Per garantire la sopravvivenza delle specie vegetali è nata “L'Arca di Noè della Biodiversità”: si trova nel Circolo Polare Artico e contiene milioni di semi provenienti da tutti i Paesi del mondo con lo scopo di proteggere le colture e preservarle nel tempo. Esistono molte iniziative nate per salvaguardare questo patrimonio tanto che è stato coniato un nuovo termine per indicare chi si occupa di ricercare, classificare e preservare le “antiche” varietà di prodotti vegetali: sono i cosiddetti seed savers o salvatori di semi. Solo in Italia sembra infatti che, negli ultimi 40 anni, si siano perse l’85% delle varietà antiche di ortaggi e frutta. Alcune Associazioni si sono prese l’impegno di selezionare i prodotti agroalimentari di qualità a rischio di estinzione, tutelando anche chi li produce e potenziando, in vario modo, il loro mercato.
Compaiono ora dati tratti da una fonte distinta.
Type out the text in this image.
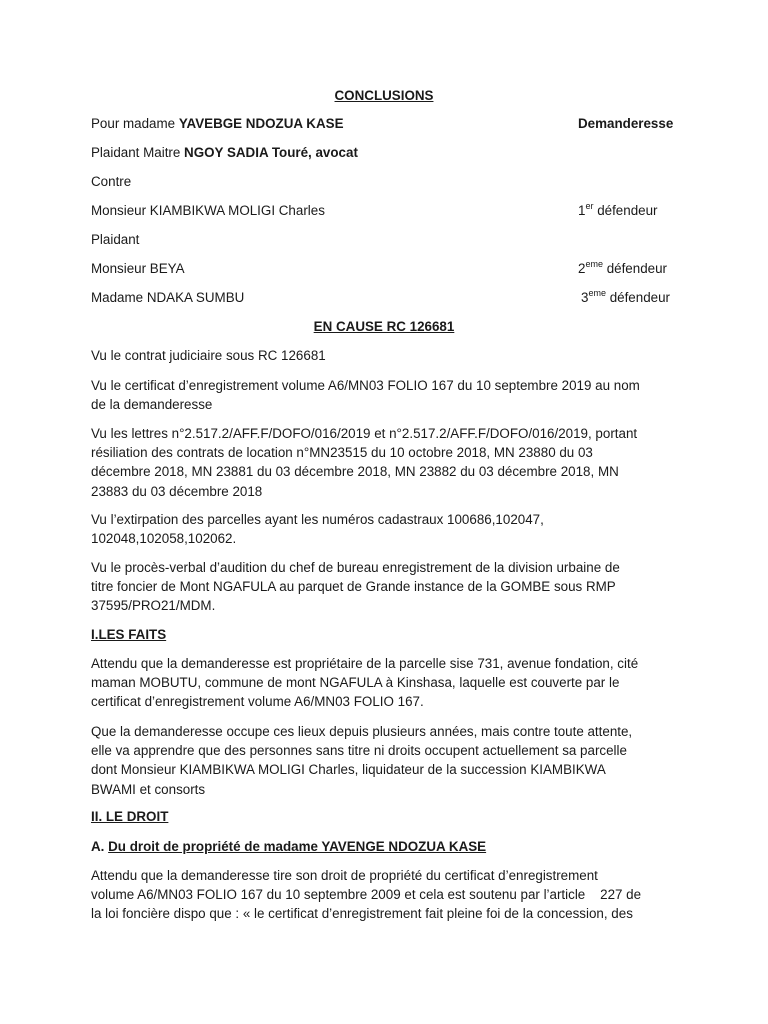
CONCLUSIONS
Pour madame YAVEBGE NDOZUA KASE	Demanderesse
Plaidant Maitre NGOY SADIA Touré, avocat
Contre
Monsieur KIAMBIKWA MOLIGI Charles	1er défendeur
Plaidant
Monsieur BEYA	2eme défendeur
Madame NDAKA SUMBU	3eme défendeur
EN CAUSE RC 126681
Vu le contrat judiciaire sous RC 126681
Vu le certificat d’enregistrement volume A6/MN03 FOLIO 167 du 10 septembre 2019 au nom
de la demanderesse
Vu les lettres n°2.517.2/AFF.F/DOFO/016/2019 et n°2.517.2/AFF.F/DOFO/016/2019, portant
résiliation des contrats de location n°MN23515 du 10 octobre 2018, MN 23880 du 03
décembre 2018, MN 23881 du 03 décembre 2018, MN 23882 du 03 décembre 2018, MN
23883 du 03 décembre 2018
Vu l’extirpation des parcelles ayant les numéros cadastraux 100686,102047,
102048,102058,102062.
Vu le procès-verbal d’audition du chef de bureau enregistrement de la division urbaine de
titre foncier de Mont NGAFULA au parquet de Grande instance de la GOMBE sous RMP
37595/PRO21/MDM.
I.LES FAITS
Attendu que la demanderesse est propriétaire de la parcelle sise 731, avenue fondation, cité
maman MOBUTU, commune de mont NGAFULA à Kinshasa, laquelle est couverte par le
certificat d’enregistrement volume A6/MN03 FOLIO 167.
Que la demanderesse occupe ces lieux depuis plusieurs années, mais contre toute attente,
elle va apprendre que des personnes sans titre ni droits occupent actuellement sa parcelle
dont Monsieur KIAMBIKWA MOLIGI Charles, liquidateur de la succession KIAMBIKWA
BWAMI et consorts
II. LE DROIT
A. Du droit de propriété de madame YAVENGE NDOZUA KASE
Attendu que la demanderesse tire son droit de propriété du certificat d’enregistrement
volume A6/MN03 FOLIO 167 du 10 septembre 2009 et cela est soutenu par l’article    227 de
la loi foncière dispo que : « le certificat d’enregistrement fait pleine foi de la concession, des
Molti sono i prodotti ortofrutticoli selezionati in zone particolari delle diverse regioni italiane: per la precisione 41 varietà di ortaggi e 56 varietà di frutta. Tra le verdure si trovano asparagi, carciofi, pomodori, peperoni, cipolle, aglio e non solo. Particolare, per esempio, è la papaccella napoletana: si tratta di un peperone piccolo e costoluto, coltivato in Campania, con un colore che va dal verde intenso al giallo sole o dal verde al rosso vinato e con una polpa particolarmente dolce. In Lombardia, in provincia di Pavia, intorno a Cilavegna, si coltiva appunto l’asparago di Cilavegna caratteristico per la punta di colore violetto e il sapore raffinato. Ci sono molte varietà di frutta: sono soprattutto mele, pere, pesche, arance e limoni, ma anche ciliegie, prugne, fragole… La Ramassin del Monviso Valle Bronda è il termine dialettale per indicare una piccola susina blu-violetta con un profumo intenso e sapore dolcissimo, coltivata in Piemonte da moltissimo tempo. In Calabria si produce il bergamotto: è un agrume simile all’arancia, con un colore dal verde al giallo; il suo fiore bianco e odorosissimo si chiama zagara, come quello dell’arancia, parola di origine araba.